Eli5 Why light waves require line of sight while sound waves do not?

In: 3

11 Answers

Anonymous 0 Comments

Generally speaking, waves with low frequencies bounce off most hard surfaces really well. Waves with higher frequency get absorbed more and reflected less. That’s why you can get AM/FM radio fairly deep inside a house, but satellite TV dishes need line of sight to a satellite.

Sound is low frequency. The spectrum audible to humans is 20 Hz to 20kHz. And you can hear loud noises through the wall because the sound waves are also making the wall vibrate at those frequencies, though the material does absorb some of the sound.

AM Radio is kHz; FM is MHz; satellite TV is very high MHz; WiFi is GHz. As the frequencies increase, the waves reflect less and get absorbed more. (WiFi can penetrate wood walls, but only over very short ranges compared to radio or satellite, and does very poorly with concrete walls.)

The light spectrum visible to humans is 400–790 **terahertz**. When light hits most surfaces, a lot of that light is absorbed, with only a small bit reflected away. That’s how we perceive color; a red apple only reflects red and absorbs all other wavelengths; a yellow banana only reflects yellow and absorbs all other wavelengths; etc. And unless the object is highly reflective, the reflected amount of light is a small fraction of the light that was shined on the object, and it’s also being scattered in many directions.

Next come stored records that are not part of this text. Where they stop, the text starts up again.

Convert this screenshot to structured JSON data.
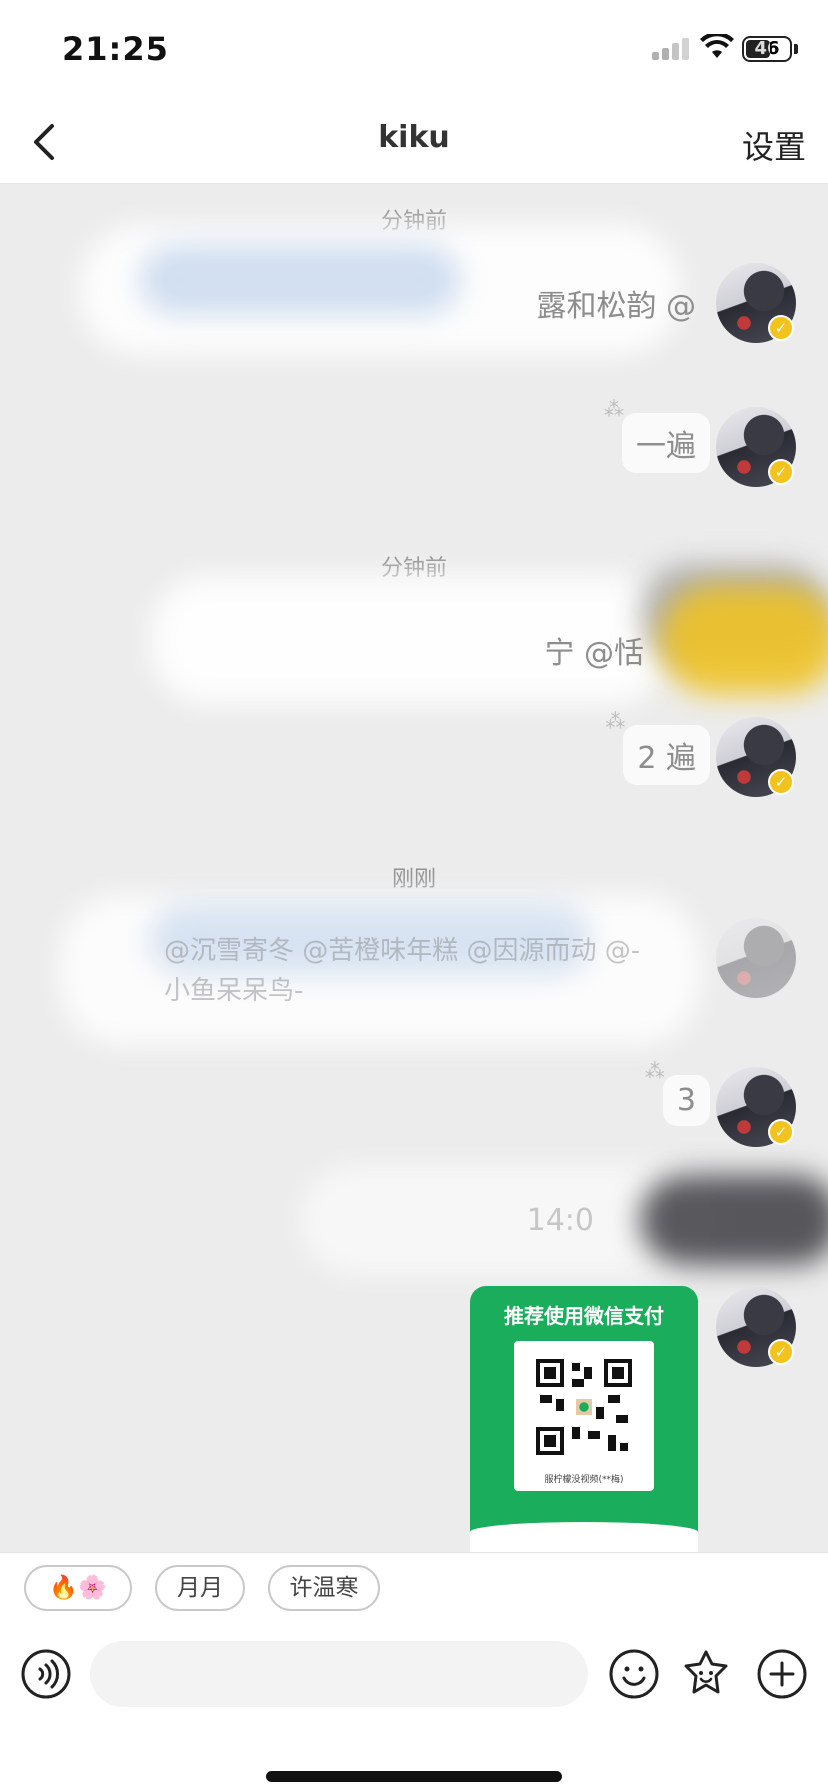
{
  "status_bar": {
    "time": "21:25",
    "battery": "46"
  },
  "nav": {
    "title": "kiku",
    "settings_label": "设置"
  },
  "chat": {
    "messages": [
      {
        "time_label": "分钟前",
        "text": "露和松韵 @"
      },
      {
        "text": "一遍"
      },
      {
        "time_label": "分钟前",
        "text": "宁 @恬"
      },
      {
        "text": "2 遍"
      },
      {
        "time_label": "刚刚",
        "text": "@沉雪寄冬 @苦橙味年糕 @因源而动 @-小鱼呆呆鸟-"
      },
      {
        "text": "3"
      },
      {
        "text": "14:0"
      }
    ],
    "payment_card": {
      "title": "推荐使用微信支付",
      "caption": "服柠檬没视频(**梅)"
    }
  },
  "quick_replies": [
    "🔥🌸",
    "月月",
    "许温寒"
  ],
  "icons": [
    "back-icon",
    "voice-icon",
    "emoji-icon",
    "sticker-icon",
    "plus-icon",
    "verified-badge-icon",
    "wifi-icon",
    "signal-icon",
    "battery-icon"
  ],
  "colors": {
    "accent_verified": "#f2c31c",
    "wechat_green": "#1aad5b",
    "background": "#ececec"
  }
}
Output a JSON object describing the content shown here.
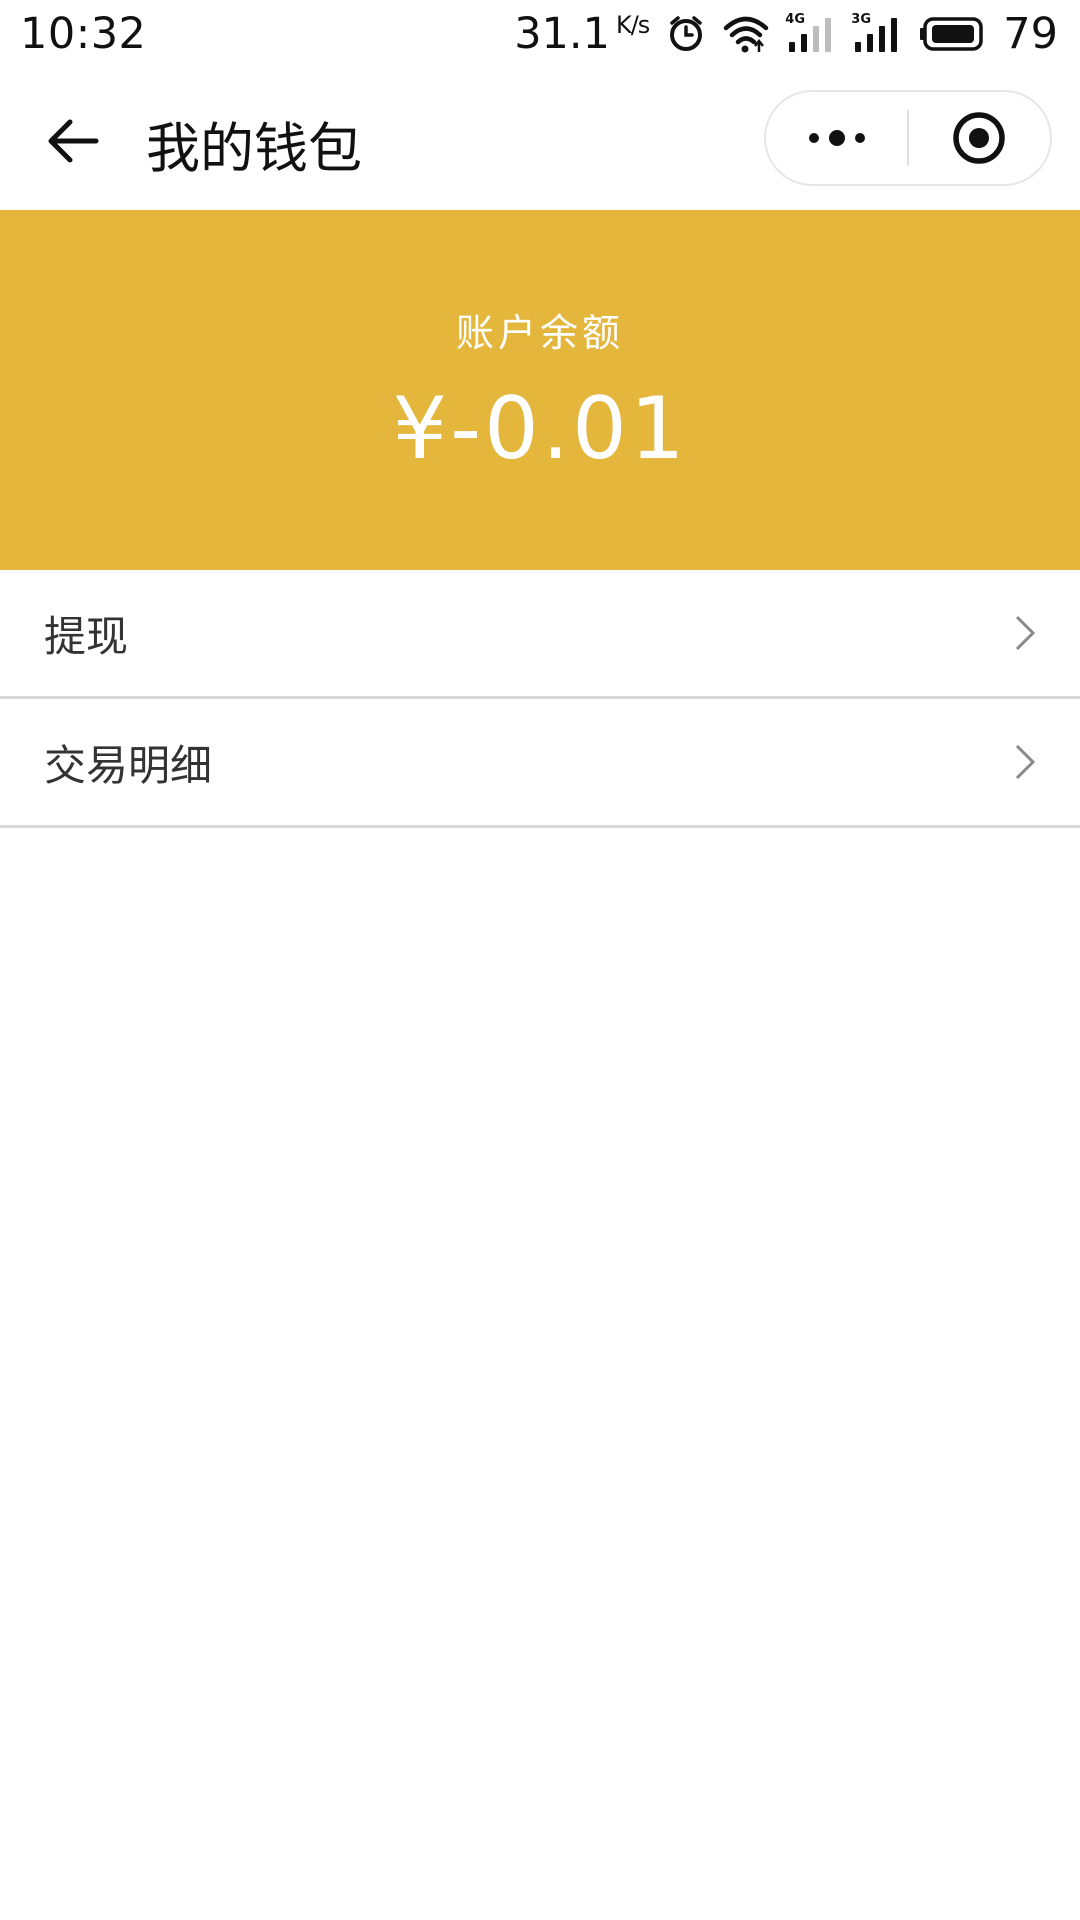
{
  "status_bar": {
    "time": "10:32",
    "net_speed": "31.1",
    "net_speed_unit": "K/s",
    "signal1_tag": "4G",
    "signal2_tag": "3G",
    "battery_percent": "79",
    "icons": [
      "alarm-icon",
      "wifi-icon",
      "signal-icon",
      "battery-icon"
    ]
  },
  "nav": {
    "title": "我的钱包",
    "back_icon": "back-arrow-icon",
    "more_icon": "more-dots-icon",
    "close_icon": "target-close-icon"
  },
  "balance": {
    "label": "账户余额",
    "amount": "¥-0.01",
    "background_color": "#e4b63c"
  },
  "menu": {
    "items": [
      {
        "label": "提现",
        "icon": "chevron-right-icon"
      },
      {
        "label": "交易明细",
        "icon": "chevron-right-icon"
      }
    ]
  }
}
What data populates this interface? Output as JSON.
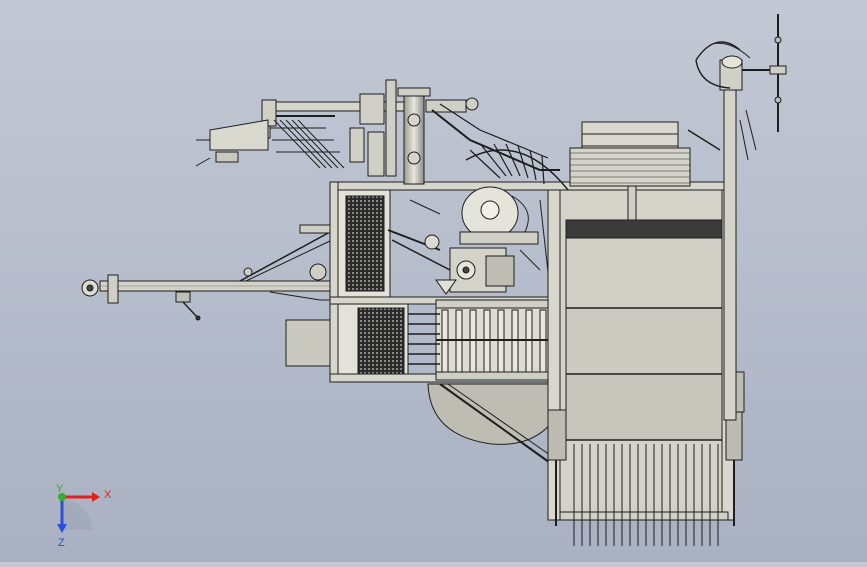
{
  "viewport": {
    "background_top": "#c3c8d4",
    "background_bottom": "#a9b1c2"
  },
  "triad": {
    "x_label": "X",
    "y_label": "Y",
    "z_label": "Z",
    "x_color": "#e02020",
    "y_color": "#2fb02f",
    "z_color": "#2a4fd8"
  },
  "model": {
    "line_color": "#1e1e1e",
    "body_fill": "#d9d9cf",
    "panel_fill": "#cfcfc6",
    "mesh_fill": "#2b2b2b"
  }
}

So if you have all lights off and the TV on, you’ll see some light around the corner, but not in a way that lets you tell what’s on the TV. The walls and objects around the house are absorbing most of the light, and only reflecting back some wavelengths, and then only a small amount, and also scattering it in the process. Highly polished (and thus somewhat reflective) surfaces such as smooth wood furniture or a vase might give you a fuzzy picture, but if you want to see the TV screen around the corner, you need something that reflects most of the light without absorbing and scattering it, e.g. a mirror.

And if you’re in a separate room with a closed door, the light from the TV isn’t getting to you. It’s hitting other surfaces—walls, sofa, carpet, door—and mostly getting absorbed. With a bit of light getting reflected back to those with line of sight of those reflections.